This morning, while contemplating the phrase, “I am innocent.” I began to feel that familiar hard knot of anxiety in my solar plexus. I sat with the feeling to let it clarify itself. It began to claw its way up to the surface of my consciousness. I knew I needed to pay attention this time, no more locking those old feelings in a concrete vault in my gut.
Fear was looming large today because I am being invited to do things that are super scary for me. I know I want to do the scary things, and in order for me to do them, I must work through the fears. I have learned that if I work my way backwards in time that I can locate the first time I felt so afraid. I ask myself, “When was the last time I remember feeling this way?” I discovered that it was when I was diagnosed with breast cancer. I decided not to stop there because I knew there was something way back that needed a closer examination. I went back and back. It was not an easy trip, but I wanted to free myself, so I allowed time to dig in deep.
I landed on a day in June, 1970 right after my mother had spent a month in the hospital with a heart condition. I suspect her heart was broken because of what she new was going to be hard news for me. I realize this may be a rather egocentric way of interpreting the events, but it makes sense to me. I can imagine that if I had to tell my child that she had to leave her friends and that she was losing her sight, that I might have a heart problem too.
My Mom said to me, “Come into the den. I need to talk to you.” She was in a pink nightgown because she was still recovering from her hospital stay. I don’t remember anyone else being in the room but there may have been. I do not remember the exact words but she essentially said, “You are going to live with your sister to go to school so you can learn braille and typing.” I was eleven years old. I could not comprehend what she had just said to me so I made her repeat it. I jumped out of the chair where I was sitting and flew down the hall to my room. My sister met me there and I fell into her arms. I remember crying so hard and saying, “I don’t want to be blind.” I said it over and over. She held me and we cried. I think there was a whole lot of crying that went on that day, but I was interested in only my tears.
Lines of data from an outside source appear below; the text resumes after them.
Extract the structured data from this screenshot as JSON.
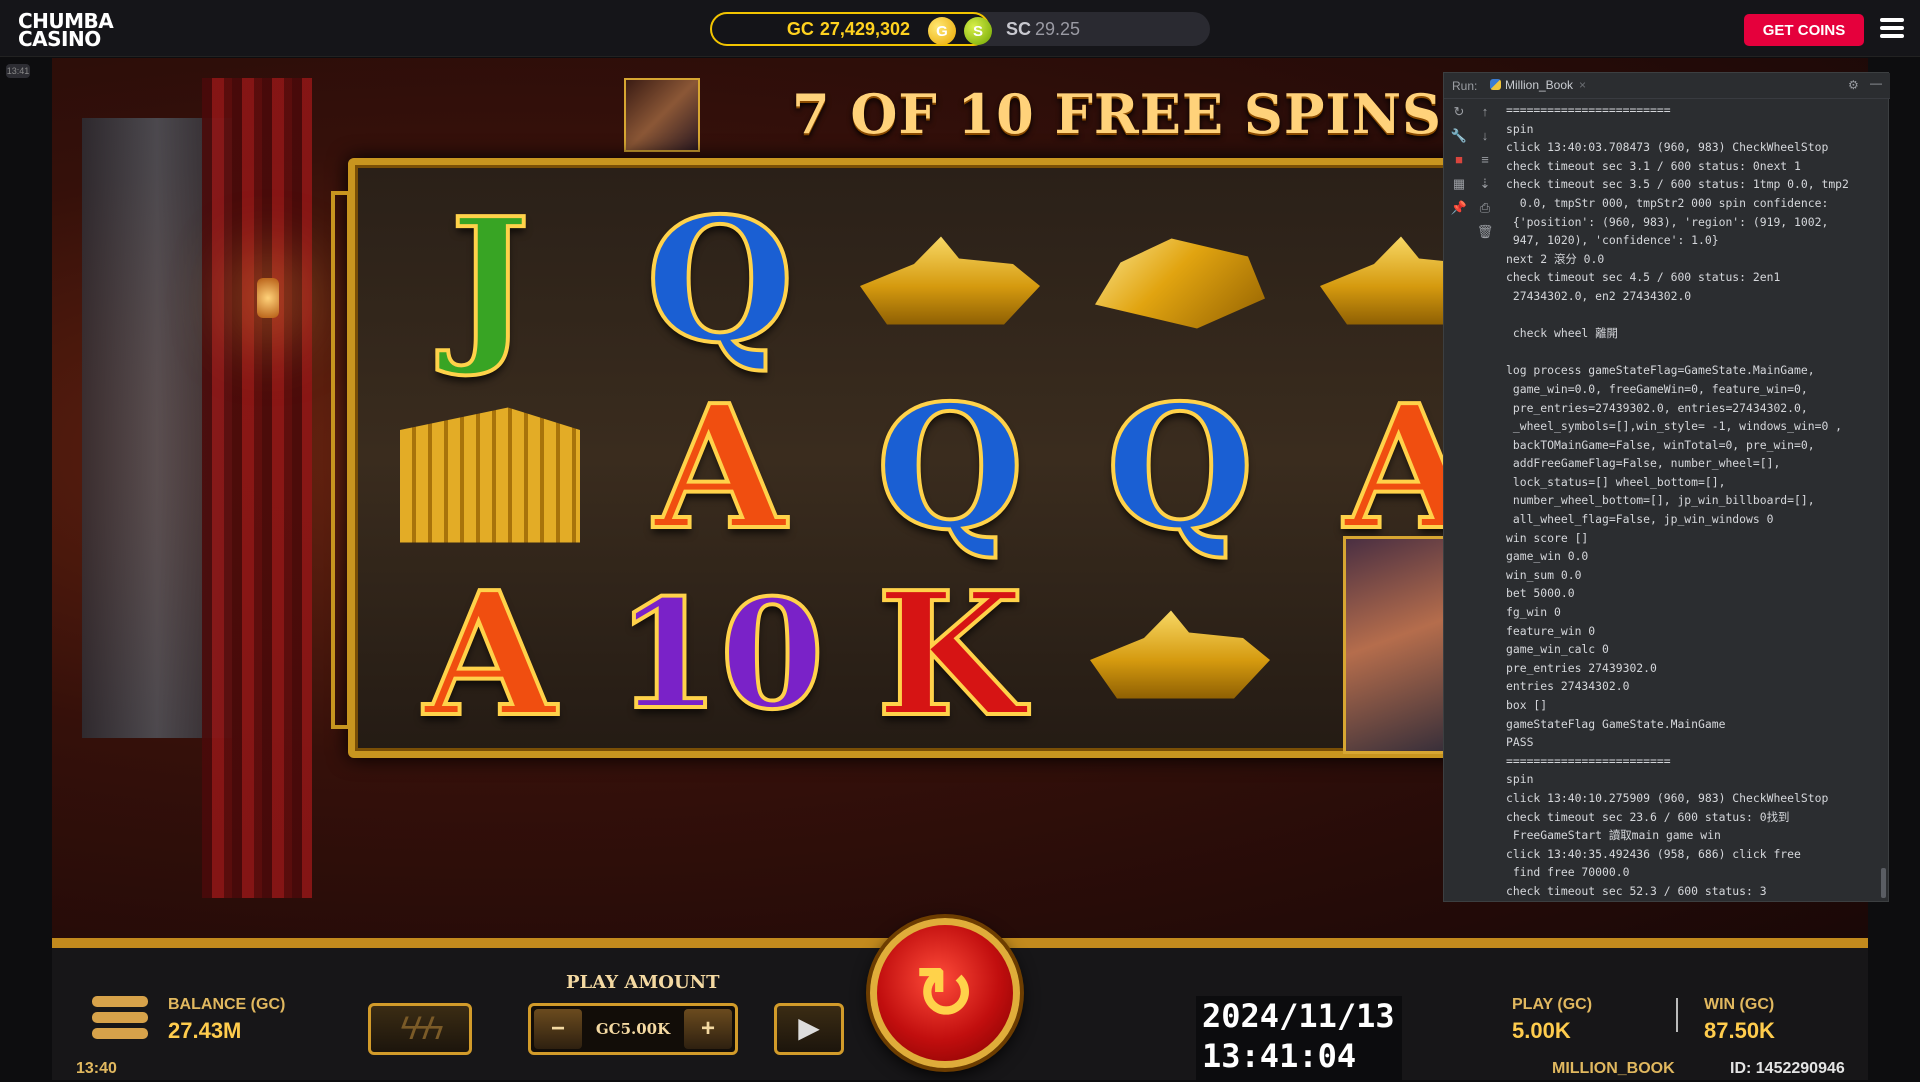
{
  "topbar": {
    "logo_line1": "CHUMBA",
    "logo_line2": "CASINO",
    "gc_label": "GC",
    "gc_value": "27,429,302",
    "coin_g": "G",
    "coin_s": "S",
    "sc_label": "SC",
    "sc_value": "29.25",
    "get_coins_label": "GET COINS",
    "time_tag": "13:41",
    "accent_color": "#e5003c",
    "gold_color": "#f2c400"
  },
  "game": {
    "banner": "7 OF 10 FREE SPINS",
    "grid": [
      [
        "J",
        "Q",
        "yacht",
        "gold-bars",
        "yacht"
      ],
      [
        "house",
        "A",
        "Q",
        "Q",
        "A"
      ],
      [
        "A",
        "10",
        "K",
        "yacht",
        "couple"
      ]
    ]
  },
  "controls": {
    "balance_label": "BALANCE (GC)",
    "balance_value": "27.43M",
    "clock": "13:40",
    "play_amount_label": "PLAY AMOUNT",
    "stake_value": "GC5.00K",
    "minus": "−",
    "plus": "+",
    "date": "2024/11/13",
    "time": "13:41:04",
    "play_label": "PLAY (GC)",
    "play_value": "5.00K",
    "win_label": "WIN (GC)",
    "win_value": "87.50K",
    "game_name": "MILLION_BOOK",
    "game_id": "ID: 1452290946"
  },
  "run_panel": {
    "label": "Run:",
    "tab": "Million_Book",
    "lines": [
      "========================",
      "spin",
      "click 13:40:03.708473 (960, 983) CheckWheelStop",
      "check timeout sec 3.1 / 600 status: 0next 1",
      "check timeout sec 3.5 / 600 status: 1tmp 0.0, tmp2",
      "  0.0, tmpStr 000, tmpStr2 000 spin confidence:",
      " {'position': (960, 983), 'region': (919, 1002,",
      " 947, 1020), 'confidence': 1.0}",
      "next 2 滾分 0.0",
      "check timeout sec 4.5 / 600 status: 2en1",
      " 27434302.0, en2 27434302.0",
      "",
      " check wheel 離開",
      "",
      "log process gameStateFlag=GameState.MainGame,",
      " game_win=0.0, freeGameWin=0, feature_win=0,",
      " pre_entries=27439302.0, entries=27434302.0,",
      " _wheel_symbols=[],win_style= -1, windows_win=0 ,",
      " backTOMainGame=False, winTotal=0, pre_win=0,",
      " addFreeGameFlag=False, number_wheel=[],",
      " lock_status=[] wheel_bottom=[],",
      " number_wheel_bottom=[], jp_win_billboard=[],",
      " all_wheel_flag=False, jp_win_windows 0",
      "win score []",
      "game_win 0.0",
      "win_sum 0.0",
      "bet 5000.0",
      "fg_win 0",
      "feature_win 0",
      "game_win_calc 0",
      "pre_entries 27439302.0",
      "entries 27434302.0",
      "box []",
      "gameStateFlag GameState.MainGame",
      "PASS",
      "========================",
      "spin",
      "click 13:40:10.275909 (960, 983) CheckWheelStop",
      "check timeout sec 23.6 / 600 status: 0找到",
      " FreeGameStart 讀取main game win",
      "click 13:40:35.492436 (958, 686) click free",
      " find free 70000.0",
      "check timeout sec 52.3 / 600 status: 3"
    ]
  }
}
That summer I cried and cried and cried some more. I think looking back that I subconsciously began to realize that my tears were hurting the people I loved the most. I stopped crying. That was the summer I learned to turn my fear inward. I remember shivering from fear, not cold. I remember wetting the bed a few times. My mother took me to the doctor. I think it was because I was crying so much. He gave me some little blue pills. I assume it was Valium or some other tranquilizing drug. I knew then I needed to become silent, and so I did.
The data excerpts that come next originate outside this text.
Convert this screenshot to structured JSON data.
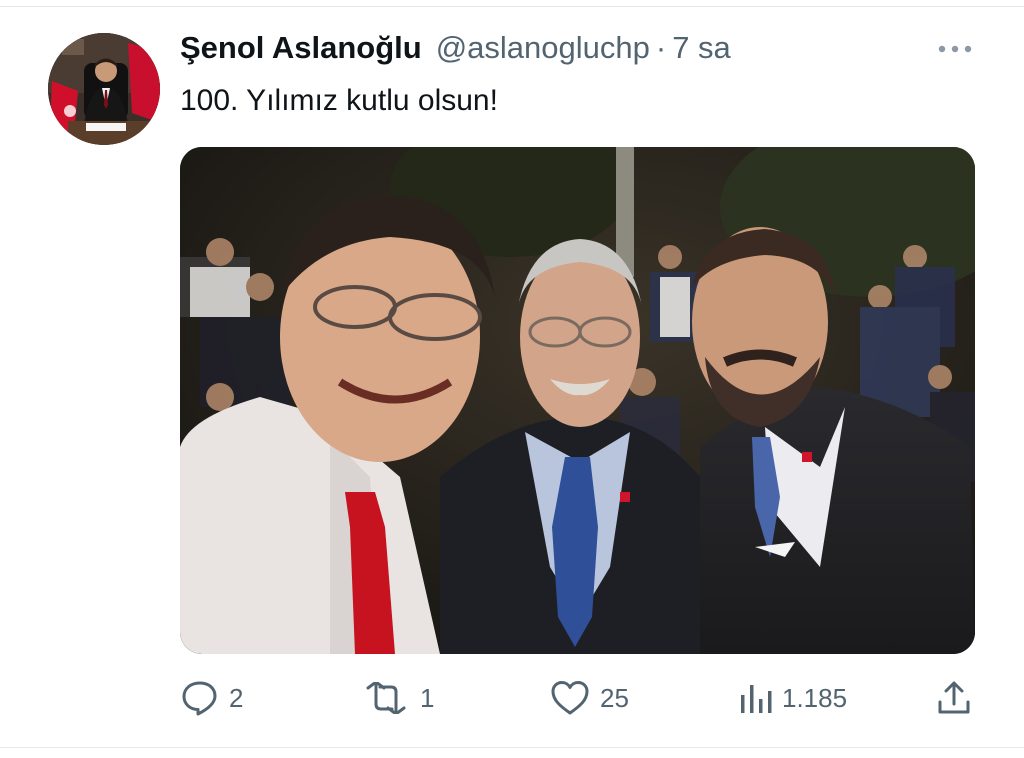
{
  "tweet": {
    "author_name": "Şenol Aslanoğlu",
    "handle": "@aslanogluchp",
    "separator": "·",
    "time": "7 sa",
    "text": "100. Yılımız kutlu olsun!",
    "media_description": "selfie photo",
    "more_icon": "more-horizontal-icon"
  },
  "actions": {
    "replies": "2",
    "retweets": "1",
    "likes": "25",
    "views": "1.185",
    "icons": [
      "reply-icon",
      "retweet-icon",
      "like-icon",
      "views-icon",
      "share-icon"
    ]
  },
  "colors": {
    "text_primary": "#0f1419",
    "text_secondary": "#536471",
    "divider": "#e6e9ea"
  }
}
What does this story have to do with the phrase, “I am innocent”? It is because, I was an innocent child. I was not developmentally able to understand that it was not my fault. All I knew was that my tears made people hurt and I did not want to do that. I knew I was getting the pill so I would stop crying.
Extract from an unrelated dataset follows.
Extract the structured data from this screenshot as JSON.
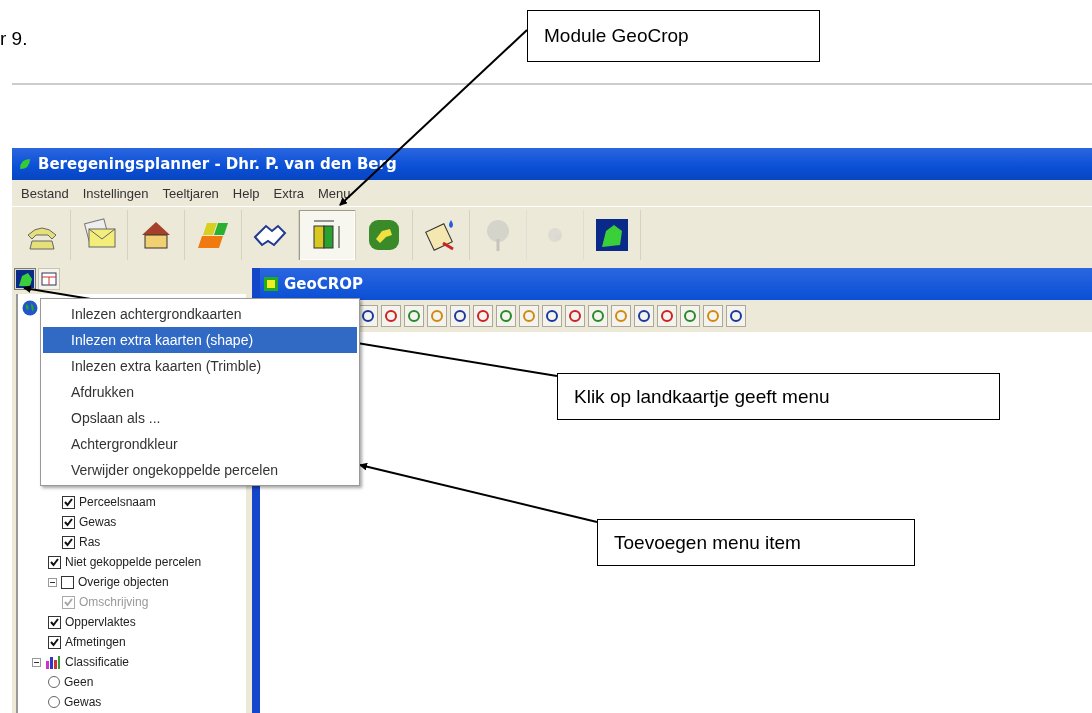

Why am I concentrating on this so much today? It is because those unshed, unwanted tears and fears live on and on in a body. They turn into concrete. They create disease and paralyzing fear. I don’t want that! I want that innocent child to fly exactly where she wants to go. I refuse to be paralyzed by fear. I have places I want to go and a thousand things I want to do. I know that if I touch the fear, I . can make it dissolve. Under the fear is that beautiful, innocent child. She has done nothing wrong and she certainly deserves to fly. I know that accessing my innocence is the way for me to clear away the concrete and to make room for strength and courage to get where I want to go.